O primeiro, de extrema prudência e sensatez, porque pode ter pensado que as eleições representariam paragem na vida nacional e despesas, sem garantia de que delas resultasse um governo menos mau.
O segundo, de temeridade e falta de ousadia para arriscar essa paragem e despesa, com receio de que resultasse um governo pior, o que parece ser de grande improbabilidade.
Daqui que o artigo inicialmente referido tenha insinuado uma submissão ao Governo, como se fosse um seu vice-PM. Claro que isso não passa de uma forma hiperbólica e irónica como é frequente acontecer na nossa política de discutível qualidade.

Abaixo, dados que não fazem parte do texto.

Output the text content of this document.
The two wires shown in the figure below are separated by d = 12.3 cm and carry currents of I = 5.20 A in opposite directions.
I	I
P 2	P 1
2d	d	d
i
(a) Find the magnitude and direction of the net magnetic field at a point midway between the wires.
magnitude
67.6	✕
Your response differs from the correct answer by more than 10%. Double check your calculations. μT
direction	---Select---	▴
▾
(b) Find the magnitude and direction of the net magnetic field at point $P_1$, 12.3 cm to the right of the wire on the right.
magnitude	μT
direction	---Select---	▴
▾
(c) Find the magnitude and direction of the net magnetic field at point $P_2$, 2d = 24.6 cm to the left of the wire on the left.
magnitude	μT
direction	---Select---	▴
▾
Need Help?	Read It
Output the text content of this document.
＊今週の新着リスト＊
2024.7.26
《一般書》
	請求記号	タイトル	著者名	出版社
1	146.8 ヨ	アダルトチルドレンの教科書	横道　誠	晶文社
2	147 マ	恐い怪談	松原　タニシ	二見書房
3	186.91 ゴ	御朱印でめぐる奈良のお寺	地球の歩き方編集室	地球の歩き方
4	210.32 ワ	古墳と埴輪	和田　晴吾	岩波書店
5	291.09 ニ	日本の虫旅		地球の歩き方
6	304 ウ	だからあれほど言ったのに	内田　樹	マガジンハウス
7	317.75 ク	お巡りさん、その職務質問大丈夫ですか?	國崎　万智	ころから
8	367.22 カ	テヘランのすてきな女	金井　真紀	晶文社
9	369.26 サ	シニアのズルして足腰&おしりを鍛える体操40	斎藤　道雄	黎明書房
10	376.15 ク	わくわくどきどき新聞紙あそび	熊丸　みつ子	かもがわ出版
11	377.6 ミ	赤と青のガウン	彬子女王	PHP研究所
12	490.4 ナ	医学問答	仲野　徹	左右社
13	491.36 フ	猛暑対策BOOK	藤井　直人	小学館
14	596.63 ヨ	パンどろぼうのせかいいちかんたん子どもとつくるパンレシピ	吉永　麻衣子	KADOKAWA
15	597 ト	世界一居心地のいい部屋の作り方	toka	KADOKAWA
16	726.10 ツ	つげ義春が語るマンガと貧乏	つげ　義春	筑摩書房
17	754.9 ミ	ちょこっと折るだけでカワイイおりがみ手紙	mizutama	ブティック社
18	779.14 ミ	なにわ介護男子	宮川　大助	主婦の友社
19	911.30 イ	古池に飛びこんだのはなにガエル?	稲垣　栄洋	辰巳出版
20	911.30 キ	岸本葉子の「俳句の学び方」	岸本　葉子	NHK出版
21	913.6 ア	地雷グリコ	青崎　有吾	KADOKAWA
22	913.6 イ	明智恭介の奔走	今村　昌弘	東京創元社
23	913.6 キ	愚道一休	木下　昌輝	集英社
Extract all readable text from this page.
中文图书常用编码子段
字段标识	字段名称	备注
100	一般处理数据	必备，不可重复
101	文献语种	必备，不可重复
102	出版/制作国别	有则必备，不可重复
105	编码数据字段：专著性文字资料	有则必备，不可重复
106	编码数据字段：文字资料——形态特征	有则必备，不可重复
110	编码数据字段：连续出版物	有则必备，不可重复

Mas Cavaco manifesta-se contra o medo da mudança, a qual é meritória e indispensável para não continuarmos cristalizados numa austeridade por teimosia que já mostrou a sua ineficácia, por não ter efectuado a prometida Reforma Estrutural do Estado, entre outras coisas, com redução da burocracia ao mínimo indispensável, o que evitaria as falhas de um programa que estão na origem da operação Labirinto, que tornaria desnecessário o desbarato do património Nacional, das joias da coroa e a privatização de empresas símbolos de soberania, criado mais milionários e empobrecido maior número de cidadãos desprotegidos. E isso demonstra que o PR, em vez de se mostrar solidário com o Governo, devia tê-lo criticado e ter-lhe dado um puxão de orelhas e colocado de pé voltado para a parede.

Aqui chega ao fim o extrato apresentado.